- Interactive map of Harriet Tubman Park
- Type: Urban park
- Location: Boston, Massachusetts
- Coordinates: 42°20′36″N 71°04′40″W﻿ / ﻿42.34346°N 71.07790°W
- Area: 0.20 acres (0.081 ha)
- Status: Open all year

= Harriet Tubman Park =

Park in Boston, Massachusetts

Harriet Tubman Park, also known as Harriet Tubman Square, is located in the South End neighborhood of Boston, Massachusetts. It honors the life of abolitionist Harriet Tubman.

The park is located on a triangular traffic island previously known as Columbus Square, which was developed by the Boston Parks and Recreation Department with funding from the Browne Fund, the Henderson Foundation and the New England Arts Foundation.
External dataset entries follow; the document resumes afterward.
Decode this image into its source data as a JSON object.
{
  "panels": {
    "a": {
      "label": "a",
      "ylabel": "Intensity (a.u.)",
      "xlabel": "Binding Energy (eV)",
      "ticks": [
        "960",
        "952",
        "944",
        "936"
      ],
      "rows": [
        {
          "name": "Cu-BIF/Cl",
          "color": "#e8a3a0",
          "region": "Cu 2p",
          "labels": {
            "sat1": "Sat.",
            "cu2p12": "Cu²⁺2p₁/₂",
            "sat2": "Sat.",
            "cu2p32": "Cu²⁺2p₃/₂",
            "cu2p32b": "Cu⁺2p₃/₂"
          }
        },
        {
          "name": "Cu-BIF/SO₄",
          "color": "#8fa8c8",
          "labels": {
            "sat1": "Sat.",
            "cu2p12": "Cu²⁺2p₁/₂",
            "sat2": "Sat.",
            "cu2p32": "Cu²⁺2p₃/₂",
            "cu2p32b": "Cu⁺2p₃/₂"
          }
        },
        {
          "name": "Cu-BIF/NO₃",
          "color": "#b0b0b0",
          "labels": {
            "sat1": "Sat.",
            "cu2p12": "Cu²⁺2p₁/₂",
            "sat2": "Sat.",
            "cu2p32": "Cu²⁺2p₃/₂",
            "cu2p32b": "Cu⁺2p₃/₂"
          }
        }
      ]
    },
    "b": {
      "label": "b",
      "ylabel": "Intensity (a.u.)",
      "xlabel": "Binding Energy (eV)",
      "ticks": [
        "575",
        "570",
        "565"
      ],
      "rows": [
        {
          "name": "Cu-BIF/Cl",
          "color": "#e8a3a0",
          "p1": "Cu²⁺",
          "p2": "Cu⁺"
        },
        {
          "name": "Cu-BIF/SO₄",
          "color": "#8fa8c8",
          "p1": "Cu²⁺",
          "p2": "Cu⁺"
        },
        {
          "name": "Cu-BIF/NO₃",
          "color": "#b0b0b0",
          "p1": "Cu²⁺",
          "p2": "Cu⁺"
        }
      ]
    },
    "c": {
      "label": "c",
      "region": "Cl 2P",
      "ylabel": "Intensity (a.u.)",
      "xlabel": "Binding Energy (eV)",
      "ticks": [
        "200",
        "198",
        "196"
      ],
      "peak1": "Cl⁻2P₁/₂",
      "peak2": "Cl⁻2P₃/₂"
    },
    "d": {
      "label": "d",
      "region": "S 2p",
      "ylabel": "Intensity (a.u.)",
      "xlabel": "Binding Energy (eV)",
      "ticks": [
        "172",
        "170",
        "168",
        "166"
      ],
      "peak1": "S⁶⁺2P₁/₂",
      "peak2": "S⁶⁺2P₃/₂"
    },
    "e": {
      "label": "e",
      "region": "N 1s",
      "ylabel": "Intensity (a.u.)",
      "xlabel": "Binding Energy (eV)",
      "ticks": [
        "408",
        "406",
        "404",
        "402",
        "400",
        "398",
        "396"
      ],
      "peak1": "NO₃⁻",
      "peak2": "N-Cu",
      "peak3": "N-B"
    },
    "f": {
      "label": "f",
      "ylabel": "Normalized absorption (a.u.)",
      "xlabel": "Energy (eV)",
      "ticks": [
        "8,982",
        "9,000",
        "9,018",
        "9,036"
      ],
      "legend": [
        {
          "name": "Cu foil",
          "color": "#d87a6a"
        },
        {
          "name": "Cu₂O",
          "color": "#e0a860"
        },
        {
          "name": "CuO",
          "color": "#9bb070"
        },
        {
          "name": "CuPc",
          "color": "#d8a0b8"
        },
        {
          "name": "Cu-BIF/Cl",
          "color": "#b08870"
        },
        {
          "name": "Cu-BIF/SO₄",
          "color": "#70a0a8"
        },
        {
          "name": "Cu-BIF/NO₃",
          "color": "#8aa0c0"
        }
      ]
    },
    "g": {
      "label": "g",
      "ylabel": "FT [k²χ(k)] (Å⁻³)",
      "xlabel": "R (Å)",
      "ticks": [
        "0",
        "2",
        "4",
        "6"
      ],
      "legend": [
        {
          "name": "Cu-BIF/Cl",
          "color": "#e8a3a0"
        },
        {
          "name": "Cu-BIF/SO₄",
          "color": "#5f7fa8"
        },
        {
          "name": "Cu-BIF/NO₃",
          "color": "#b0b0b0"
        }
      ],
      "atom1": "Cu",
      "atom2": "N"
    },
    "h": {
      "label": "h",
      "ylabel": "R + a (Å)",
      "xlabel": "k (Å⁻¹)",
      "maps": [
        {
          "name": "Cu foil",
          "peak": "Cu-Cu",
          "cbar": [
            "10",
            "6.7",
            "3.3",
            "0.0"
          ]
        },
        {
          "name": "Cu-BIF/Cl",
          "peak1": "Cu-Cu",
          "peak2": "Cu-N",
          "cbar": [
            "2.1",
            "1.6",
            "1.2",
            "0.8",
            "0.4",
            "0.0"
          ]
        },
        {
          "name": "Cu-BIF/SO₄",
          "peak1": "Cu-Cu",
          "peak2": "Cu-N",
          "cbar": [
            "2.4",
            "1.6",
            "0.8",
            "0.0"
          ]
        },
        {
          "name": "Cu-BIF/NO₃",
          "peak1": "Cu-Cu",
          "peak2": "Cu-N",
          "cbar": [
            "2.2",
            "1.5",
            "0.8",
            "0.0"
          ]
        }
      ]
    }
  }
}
The park's brick paving is inlaid with decorative bronze pavers which depict aspects of the story of the Underground Railroad. Located in the park are two sculptures: the Harriet Tubman Memorial, created by Fern Cunningham, and Emancipation, sculpted by Meta Vaux Warrick Fuller on the fiftieth anniversary of Lincoln's Emancipation Proclamation.

The park was designed by CBA Landscape Architects and won a Boston Society of Landscape Architects Merit Award for Design. It is a stop on the Boston Women's Heritage Trail.